The set of pending signals is only a mask; it indicates whether or not a signal has occurred, but not how many times it has occurred. (Receive Many, Deliver Once)

 1
 2
 3
 4
 5
 6
 7
 8
 9
10
11
12
13
14
15
16
17
18
19
20
21
22
23
24
25
26
27
28
29
30
31
32


#include <signal.h>
#include "tlpi_hdr.h"
int main(int argc, char *argv[])
{
    int numSigs, sig, j;
    pid_t pid;

    if (argc < 4 || strcmp(argv[1], "--help") == 0)
        usageErr("%s pid num-sigs sig-num [sig-num-2]\n", argv[0]);
    pid = getLong(argv[1], 0, "pid]");
    numSigs = getInt(argv[2], GN_GT_0, "num-sigs");
    sig = getInt(argv[3], 0, "sig-num");

    printf("%s: sending signal %d to process %ld %d times\n",
           argv[0], sig, (long)pid, numSigs);
    for (j = 0; j < numSigs; j++)
    {
        if (kill(pid, sig) == -1)
        {
            errExit("kill");
        }
    }

    /* If a fourth command-line argument was specified, send that signal */

    if (argc > 4)
        if (kill(pid, getInt(argv[4], 0, "sig-num-2")) == -1)
            errExit("kill");

    printf("%s: exiting\n", argv[0]);
    exit(EXIT_SUCCESS);
}

Changing signal dispositions: `sigaction()`

 1
 2
 3
 4
 5
 6
 7
 8
 9
10


#include <signal.h>

struct sigaction {
    void (*sa_handler)(int); // address of handelr
    sigset_t sa_mask; // signals blocked during handler invocation
    int sa_flags; // flags controlling handler invocation
    void (*sa_resotrer)(void); // not for application use
}

int sigaction(int sig, const struct sigaction *act, struct sigaction *oldact);

The sig argument identifies the signal whose disposition we want to retrieve or change. This argument can be any signal except SIGKILL or SIGSTOP.

Waiting for a signal: `pause()`

Calls pause() suspend execution of the process until the call is interrupted by a signal handler (or until an unhandled signal terminates the process)

1
2
3


#include <unistd.h>

int pause(void);

Summary

A signal is a notification that some kind of event has occurred, and may be sent to a process by the kernel, by another process, or by itself. There is a range of standard signal types, each of which has a unique number and purpose.

Signal delivery is typically asynchronous, meaning that the point at which the signal interrupts execution of the process is unpredictable. In some cases (hardware-generated signals), signals are delivered synchronously, meaning that delivery occurs predictably and reproducibly at a certain point in the execution of a program.

By default, a signal either is ignored, terminated a process (optional core dump), stops a running process, or restarts a stopped process. The particular default action depends on the signal type. Alternatively, a program can use signal() or sigaction() to explicitly ignore a signal or to establish a programmer-defined signal handelr function that is invoked when the signal is delivered. For portability reasons, establishing a signal handler is best performed using sigaction().

A process (with suitable permissions) can send signal to another process using kill(). Sending the num signal(0) is a way of determining if a particular process ID is in use.

Each process has a signal mask, which is the set of signals whose delivery is currently blocked. Signals can be aded to and removed from the signal mask using sigprocmask().

If a signal is received while it is blocked, then it remains pending until it is unblocked. Standard signals can’t be queued; that is, a signal can be marked as pending (and thus later delivered) only once. A process can use the sigpending() syscall to retrieve a signal set (a data structure used to represent multiple different signals) identifying the signals that it has pending.

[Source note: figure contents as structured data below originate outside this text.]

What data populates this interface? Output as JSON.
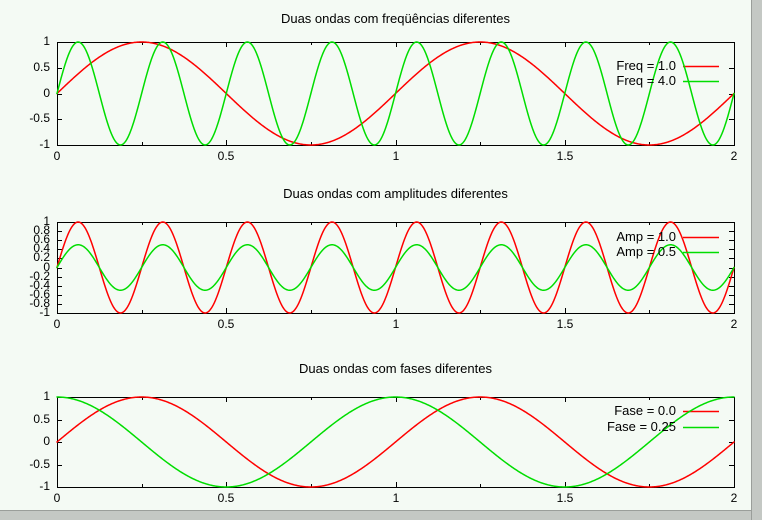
{
  "page": {
    "background": "#f4faf4",
    "text_color": "#000000",
    "scrollbar": {
      "track": "#c4c8c4",
      "edge": "#9a9e9a"
    }
  },
  "chart_data": [
    {
      "type": "line",
      "title": "Duas ondas com freqüências diferentes",
      "xlabel": "",
      "ylabel": "",
      "xlim": [
        0,
        2
      ],
      "ylim": [
        -1,
        1
      ],
      "grid": false,
      "legend_position": "top-right-inside",
      "xticks": {
        "values": [
          0,
          0.5,
          1,
          1.5,
          2
        ],
        "labels": [
          "0",
          "0.5",
          "1",
          "1.5",
          "2"
        ],
        "minor_values": [
          0.25,
          0.75,
          1.25,
          1.75
        ]
      },
      "yticks": {
        "values": [
          1,
          0.5,
          0,
          -0.5,
          -1
        ],
        "labels": [
          "1",
          "0.5",
          "0",
          "-0.5",
          "-1"
        ]
      },
      "series": [
        {
          "name": "Freq = 1.0",
          "color": "#ff0000",
          "amplitude": 1.0,
          "frequency": 1.0,
          "phase": 0.0,
          "formula": "y = 1.0*sin(2*pi*1.0*(x+0.0))"
        },
        {
          "name": "Freq = 4.0",
          "color": "#00dd00",
          "amplitude": 1.0,
          "frequency": 4.0,
          "phase": 0.0,
          "formula": "y = 1.0*sin(2*pi*4.0*(x+0.0))"
        }
      ]
    },
    {
      "type": "line",
      "title": "Duas ondas com amplitudes diferentes",
      "xlabel": "",
      "ylabel": "",
      "xlim": [
        0,
        2
      ],
      "ylim": [
        -1,
        1
      ],
      "grid": false,
      "legend_position": "top-right-inside",
      "xticks": {
        "values": [
          0,
          0.5,
          1,
          1.5,
          2
        ],
        "labels": [
          "0",
          "0.5",
          "1",
          "1.5",
          "2"
        ],
        "minor_values": [
          0.25,
          0.75,
          1.25,
          1.75
        ]
      },
      "yticks": {
        "values": [
          1,
          0.8,
          0.6,
          0.4,
          0.2,
          0,
          -0.2,
          -0.4,
          -0.6,
          -0.8,
          -1
        ],
        "labels": [
          "1",
          "0.8",
          "0.6",
          "0.4",
          "0.2",
          "0",
          "-0.2",
          "-0.4",
          "-0.6",
          "-0.8",
          "-1"
        ]
      },
      "series": [
        {
          "name": "Amp = 1.0",
          "color": "#ff0000",
          "amplitude": 1.0,
          "frequency": 4.0,
          "phase": 0.0,
          "formula": "y = 1.0*sin(2*pi*4.0*(x+0.0))"
        },
        {
          "name": "Amp = 0.5",
          "color": "#00dd00",
          "amplitude": 0.5,
          "frequency": 4.0,
          "phase": 0.0,
          "formula": "y = 0.5*sin(2*pi*4.0*(x+0.0))"
        }
      ]
    },
    {
      "type": "line",
      "title": "Duas ondas com fases diferentes",
      "xlabel": "",
      "ylabel": "",
      "xlim": [
        0,
        2
      ],
      "ylim": [
        -1,
        1
      ],
      "grid": false,
      "legend_position": "top-right-inside",
      "xticks": {
        "values": [
          0,
          0.5,
          1,
          1.5,
          2
        ],
        "labels": [
          "0",
          "0.5",
          "1",
          "1.5",
          "2"
        ],
        "minor_values": [
          0.25,
          0.75,
          1.25,
          1.75
        ]
      },
      "yticks": {
        "values": [
          1,
          0.5,
          0,
          -0.5,
          -1
        ],
        "labels": [
          "1",
          "0.5",
          "0",
          "-0.5",
          "-1"
        ]
      },
      "series": [
        {
          "name": "Fase = 0.0",
          "color": "#ff0000",
          "amplitude": 1.0,
          "frequency": 1.0,
          "phase": 0.0,
          "formula": "y = 1.0*sin(2*pi*1.0*(x+0.0))"
        },
        {
          "name": "Fase = 0.25",
          "color": "#00dd00",
          "amplitude": 1.0,
          "frequency": 1.0,
          "phase": 0.25,
          "formula": "y = 1.0*sin(2*pi*1.0*(x+0.25))"
        }
      ]
    }
  ]
}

The sigaction() syscall provides more control and flexibility than signal() when setting the disposition of a signal. First, we can specify a set of additional signals to be blocked when a handler is invoked. In addition, various flags can be used to control the actions that occur when a signal handler is invoked. For example, there are flags that select the older unreliable signal semantics (not blocking the signal causing invocation of a handler, and having the disposition of the signal reset to its default before the handler is called).

Using pause(), a process can suspend execution until a signal arrives.